Hyènes propagandistes« Les cons, ça ose tout, c’est même à ça qu’on les reconnaît » aime nous rappeler notre ami M. Fernand. Il y a longtemps que les jean-foutres gouvernementaux lorgnent avec concupiscence les ordinateurs et autres I-phones pour les taxer. Déjà, sous l’insignifiant Morfalou, une pétasse ministérielle avait institué une taxe sur les disques durs. En tous cas, la taxation de ces appareils sous couvert de phynancement de l’idiot-visuel public était dans les têtes pourries de la caste politicarde depuis 2000, mais jusqu’ici personne n’avait osé une mesure aussi impopulaire. Car ce genre de connerie peut coûter une élection.

Mais l’incomparable squatter de l’Élysée, lui, vient tranquillement de franchir le mur du Çon. Devant un parterre de caciques du CAS (la puissance tutélaire du Propaganda Staffel), il a claironné, avec sa suffisance imbécile, qu’il envisage bel et bien d’étendre l’extorsion idiot-visuelle, que l’on paie en même temps que la gabelle, aux tablettes, I-phones etc… sous prétexte qu’on peut y recevoir des pollutions de l’idiot-visuel public. Avec, en plus, une augmentation de 3 uros à la clé. Bravo, Batrassyien Premier, tu es le roi !
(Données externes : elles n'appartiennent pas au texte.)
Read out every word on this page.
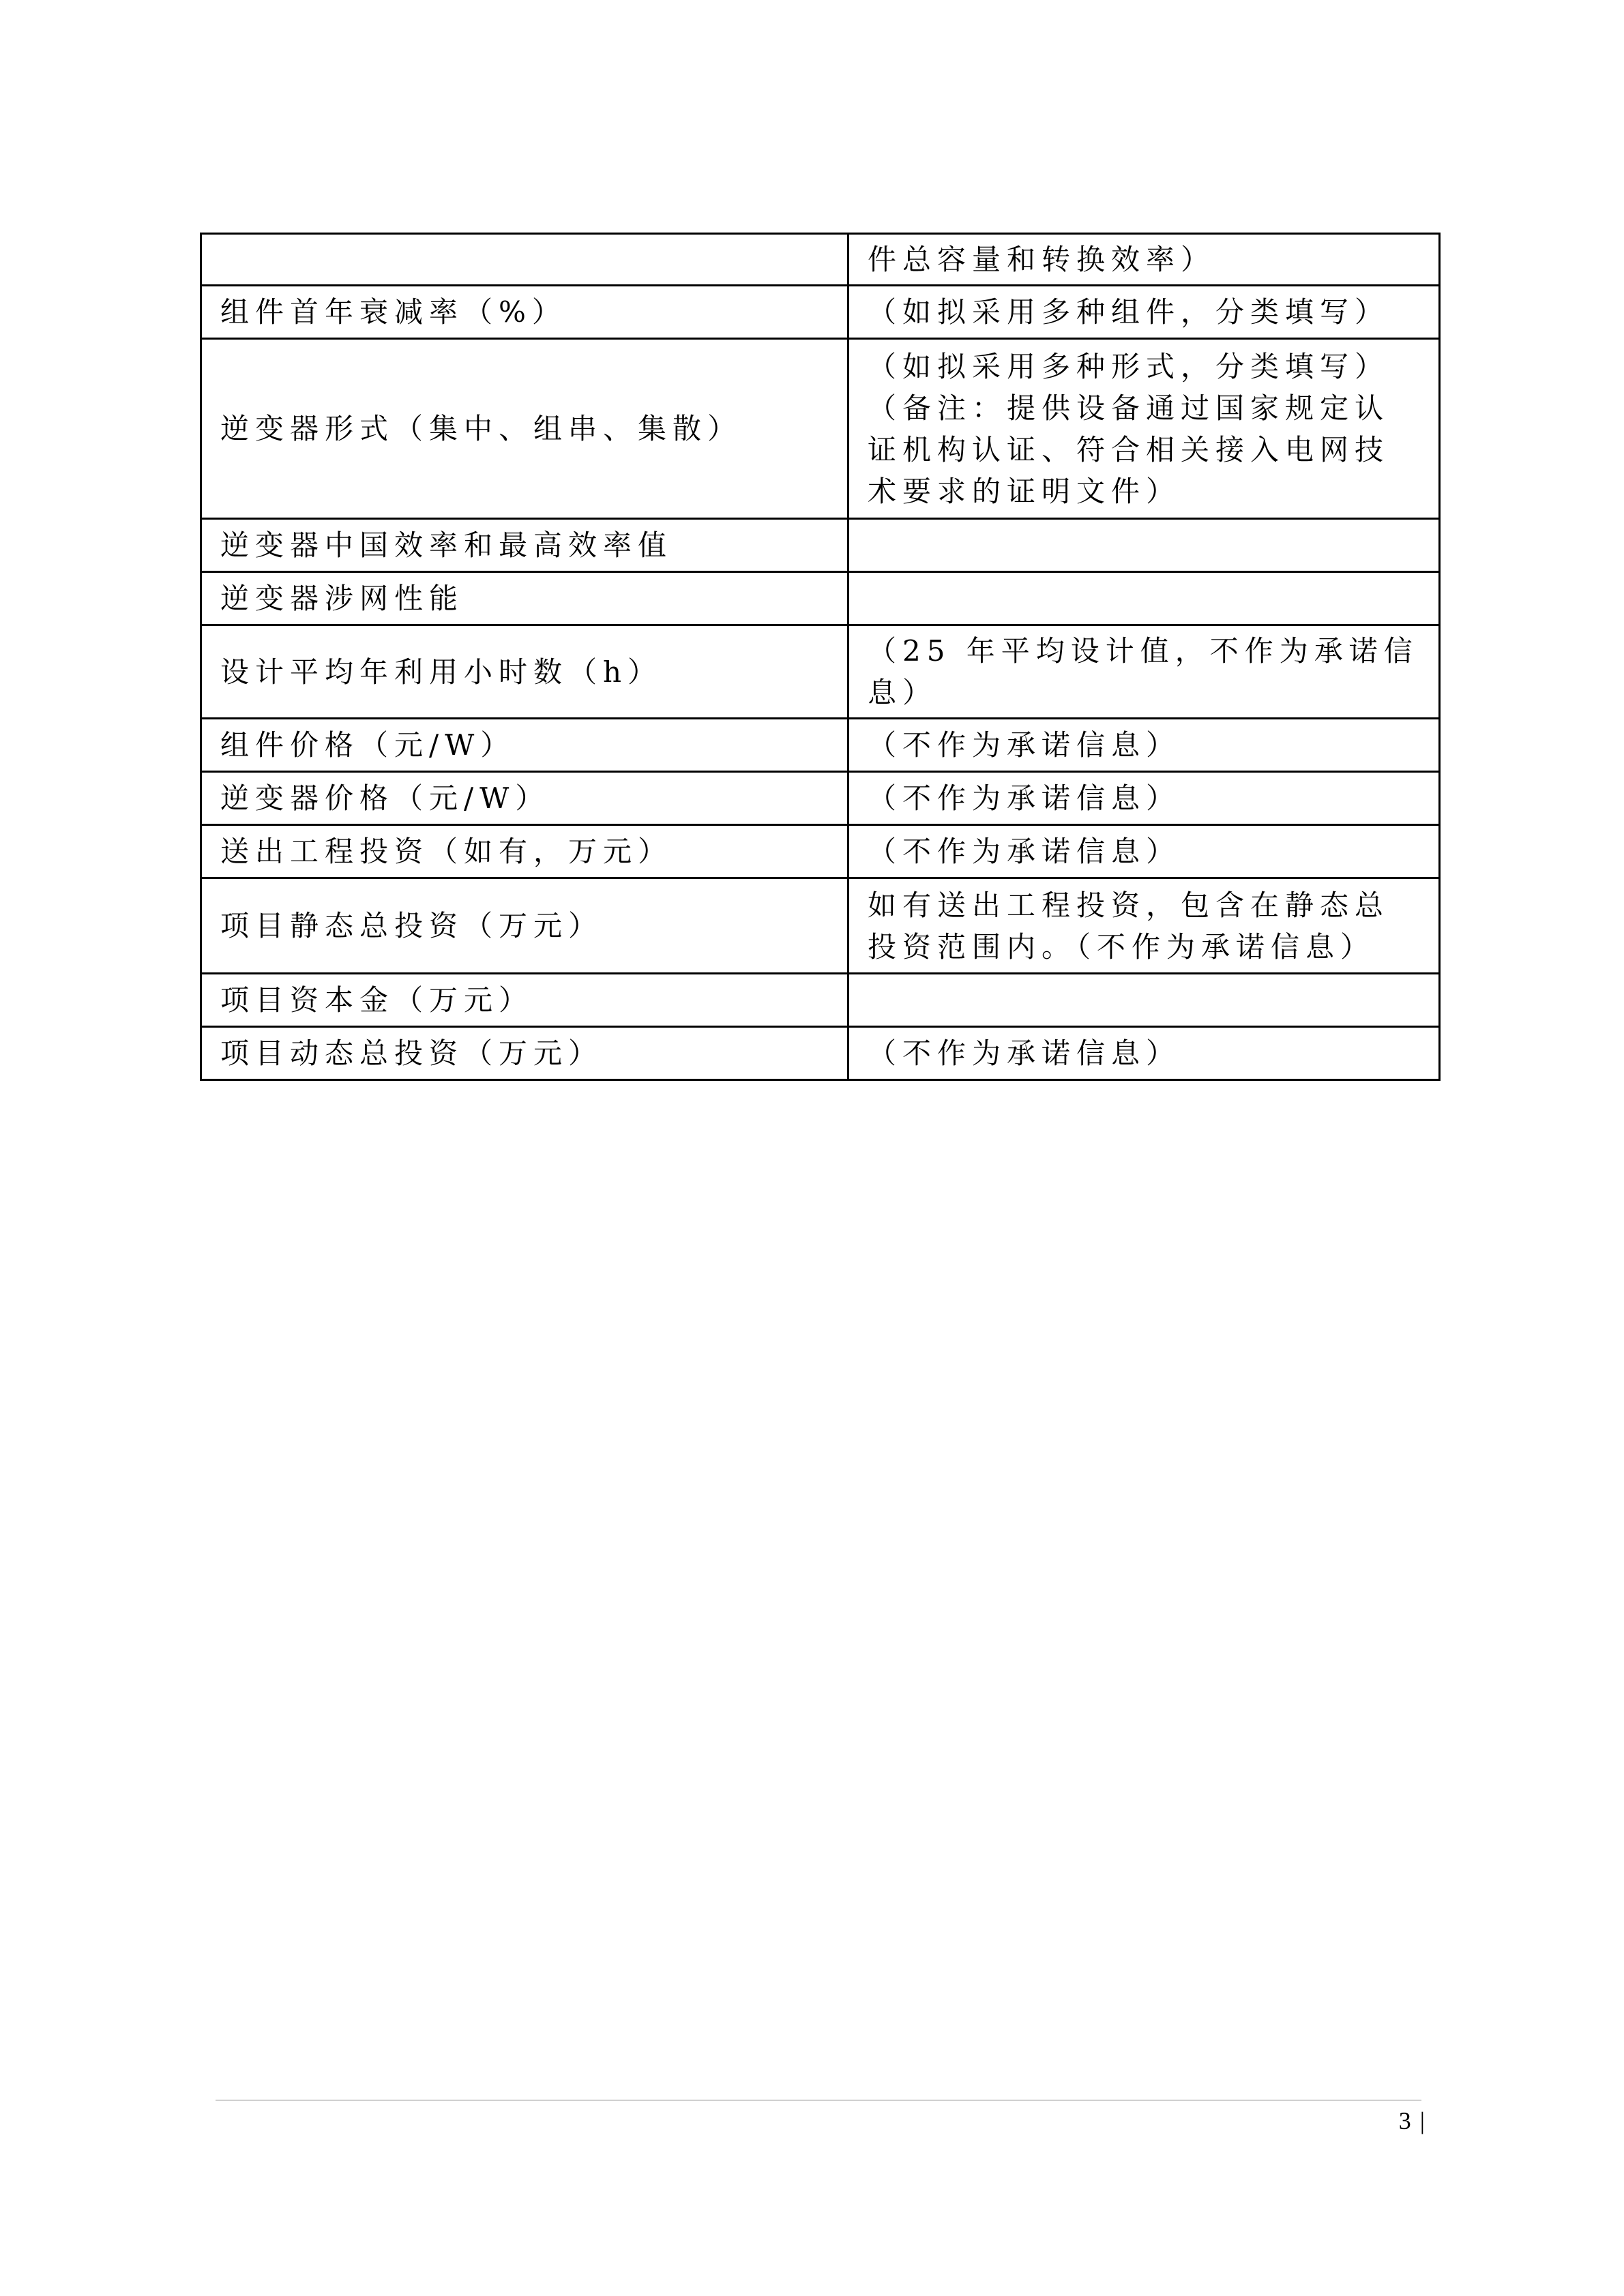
	件总容量和转换效率）
组件首年衰减率（%）	（如拟采用多种组件，分类填写）
逆变器形式（集中、组串、集散）	（如拟采用多种形式，分类填写）（备注：提供设备通过国家规定认证机构认证、符合相关接入电网技术要求的证明文件）
逆变器中国效率和最高效率值	
逆变器涉网性能	
设计平均年利用小时数（h）	（25 年平均设计值，不作为承诺信息）
组件价格（元/W）	（不作为承诺信息）
逆变器价格（元/W）	（不作为承诺信息）
送出工程投资（如有，万元）	（不作为承诺信息）
项目静态总投资（万元）	如有送出工程投资，包含在静态总投资范围内。（不作为承诺信息）
项目资本金（万元）	
项目动态总投资（万元）	（不作为承诺信息）
3 |
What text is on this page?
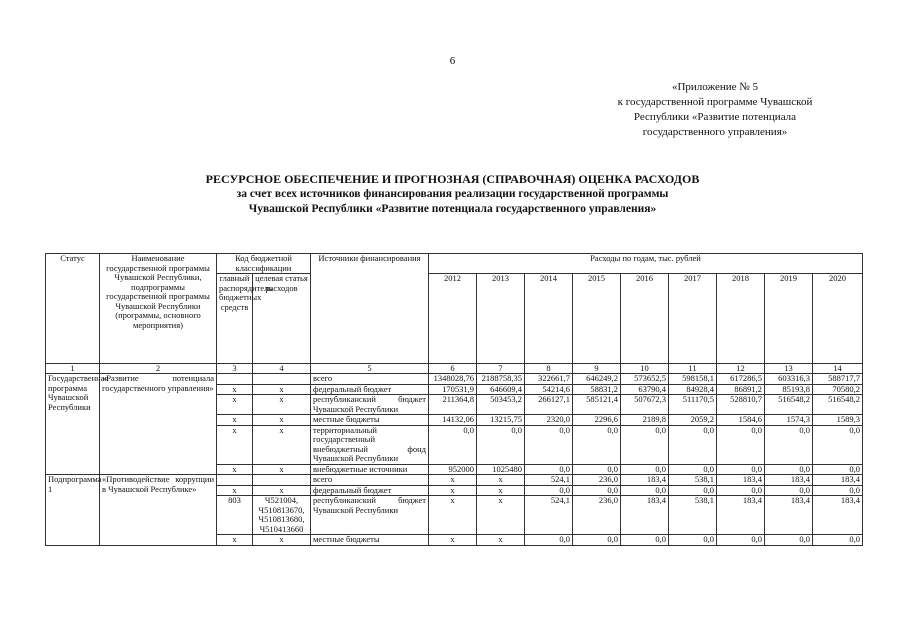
6
«Приложение № 5
к государственной программе Чувашской
Республики «Развитие потенциала
государственного управления»
РЕСУРСНОЕ ОБЕСПЕЧЕНИЕ И ПРОГНОЗНАЯ (СПРАВОЧНАЯ) ОЦЕНКА РАСХОДОВ
за счет всех источников финансирования реализации государственной программы
Чувашской Республики «Развитие потенциала государственного управления»
Статус	Наименование государственной программы Чувашской Республики, подпрограммы государственной программы Чувашской Республики (программы, основного мероприятия)	Код бюджетной классификации		Источники финансирования	Расходы по годам, тыс. рублей								
		главный распорядитель бюджетных средств	целевая статья расходов		2012	2013	2014	2015	2016	2017	2018	2019	2020

1	2	3	4	5	6	7	8	9	10	11	12	13	14
Государственная программа Чувашской Республики	«Развитие потенциала государственного управления»			всего	1348028,76	2188758,35	322661,7	646249,2	573652,5	598158,1	617286,5	603316,3	588717,7
		х	х	федеральный бюджет	170531,9	646609,4	54214,6	58831,2	63790,4	84928,4	86891,2	85193,8	70580,2
		х	х	республиканский бюджет Чувашской Республики	211364,8	503453,2	266127,1	585121,4	507672,3	511170,5	528810,7	516548,2	516548,2
		х	х	местные бюджеты	14132,06	13215,75	2320,0	2296,6	2189,8	2059,2	1584,6	1574,3	1589,3
		х	х	территориальный государственный внебюджетный фонд Чувашской Республики	0,0	0,0	0,0	0,0	0,0	0,0	0,0	0,0	0,0
		х	х	внебюджетные источники	952000	1025480	0,0	0,0	0,0	0,0	0,0	0,0	0,0
Подпрограмма 1	«Противодействие коррупции в Чувашской Республике»			всего	х	х	524,1	236,0	183,4	538,1	183,4	183,4	183,4
		х	х	федеральный бюджет	х	х	0,0	0,0	0,0	0,0	0,0	0,0	0,0
		803	Ч521004, Ч510813670, Ч510813680, Ч510413660	республиканский бюджет Чувашской Республики	х	х	524,1	236,0	183,4	538,1	183,4	183,4	183,4
		х	х	местные бюджеты	х	х	0,0	0,0	0,0	0,0	0,0	0,0	0,0
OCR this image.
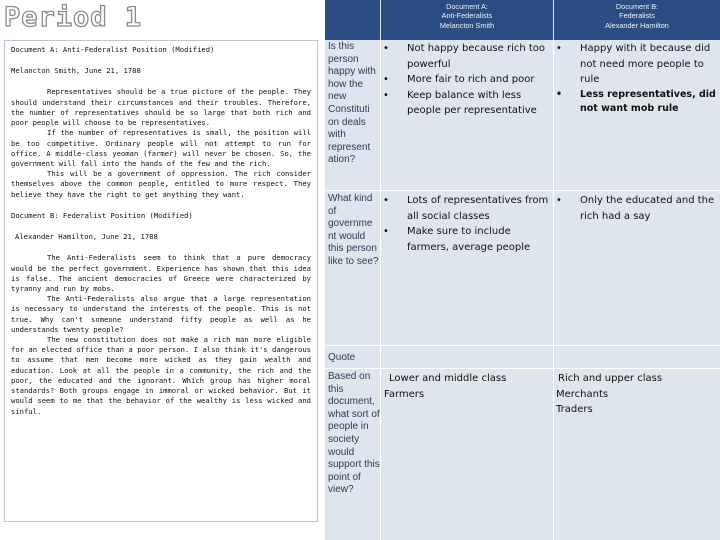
Period 1

Document A: Anti-Federalist Position (Modified)

Melancton Smith, June 21, 1788

Representatives should be a true picture of the people. They should understand their circumstances and their troubles. Therefore, the number of representatives should be so large that both rich and poor people will choose to be representatives.

If the number of representatives is small, the position will be too competitive. Ordinary people will not attempt to run for office. A middle-class yeoman (farmer) will never be chosen. So, the government will fall into the hands of the few and the rich.

This will be a government of oppression. The rich consider themselves above the common people, entitled to more respect. They believe they have the right to get anything they want.

Document B: Federalist Position (Modified)

Alexander Hamilton, June 21, 1788

The Anti-Federalists seem to think that a pure democracy would be the perfect government. Experience has shown that this idea is false. The ancient democracies of Greece were characterized by tyranny and run by mobs.

The Anti-Federalists also argue that a large representation is necessary to understand the interests of the people. This is not true. Why can't someone understand fifty people as well as he understands twenty people?

The new constitution does not make a rich man more eligible for an elected office than a poor person. I also think it's dangerous to assume that men become more wicked as they gain wealth and education. Look at all the people in a community, the rich and the poor, the educated and the ignorant. Which group has higher moral standards? Both groups engage in immoral or wicked behavior. But it would seem to me that the behavior of the wealthy is less wicked and sinful.

Document A:
Anti-Federalists
Melancton Smith
Document B:
Federalists
Alexander Hamilton
Is this person happy with how the new Constituti on deals with represent ation?
• Not happy because rich too powerful
• More fair to rich and poor
• Keep balance with less people per representative
• Happy with it because did not need more people to rule
• Less representatives, did not want mob rule
What kind of governme nt would this person like to see?
• Lots of representatives from all social classes
• Make sure to include farmers, average people
• Only the educated and the rich had a say
Quote
Based on this document, what sort of people in society would support this point of view?
Lower and middle class
Farmers
Rich and upper class
Merchants
Traders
Franchement, on peut se demander quel sont les imbéciles qui consomment de la propagande et du voyeurisme télévisuels, passe-temps d’ilotes et d’illettrés et modèle d’intox. L’idiot-visuel public, franchement, c’est de la merde. Je ne regarde pas la télé, et ChezRaoul c’est fortement déconseillé d’aller s’abrutir devant un écran, mais grâce à quelques sites de réinformation qui mettent des extraits d’émissions sur Youtube, j’ai largement de quoi me faire une idée des saloperies que ça traîne. Et c’est du gratiné ! Des Ruquier et sa hyène Caron, c’en est plein, ça pue l’imbécillité, le vrai racisme (anti-français) et la bobotitude, dans un « paysage audiovisuel » qui ressemble davantage à  un asile d’aliénés, Plus Belle  La Vie en prime, qui fait l’apologie de la perversion,   qu’à une télévision, Le pire est que tous ces immondices sont phynancés par l’extorsion fiscale. Je pose la question : avons-nous besoin d’un idiot-visuel public ? La réponse est : « NON ». Pas plus que nous n’avons besoin d’un ministère de la cul-culture, d’un ministère des « drwâââ » de la femme, un ministère de la santé qui nous emmerde et ainsi de suite. Le nombre d’organismes parasitaires, dans ce pays, est énorme ; ce qui fait que Sa Bouffissure l’État extorque 57% du PIB. Assez ! Assez !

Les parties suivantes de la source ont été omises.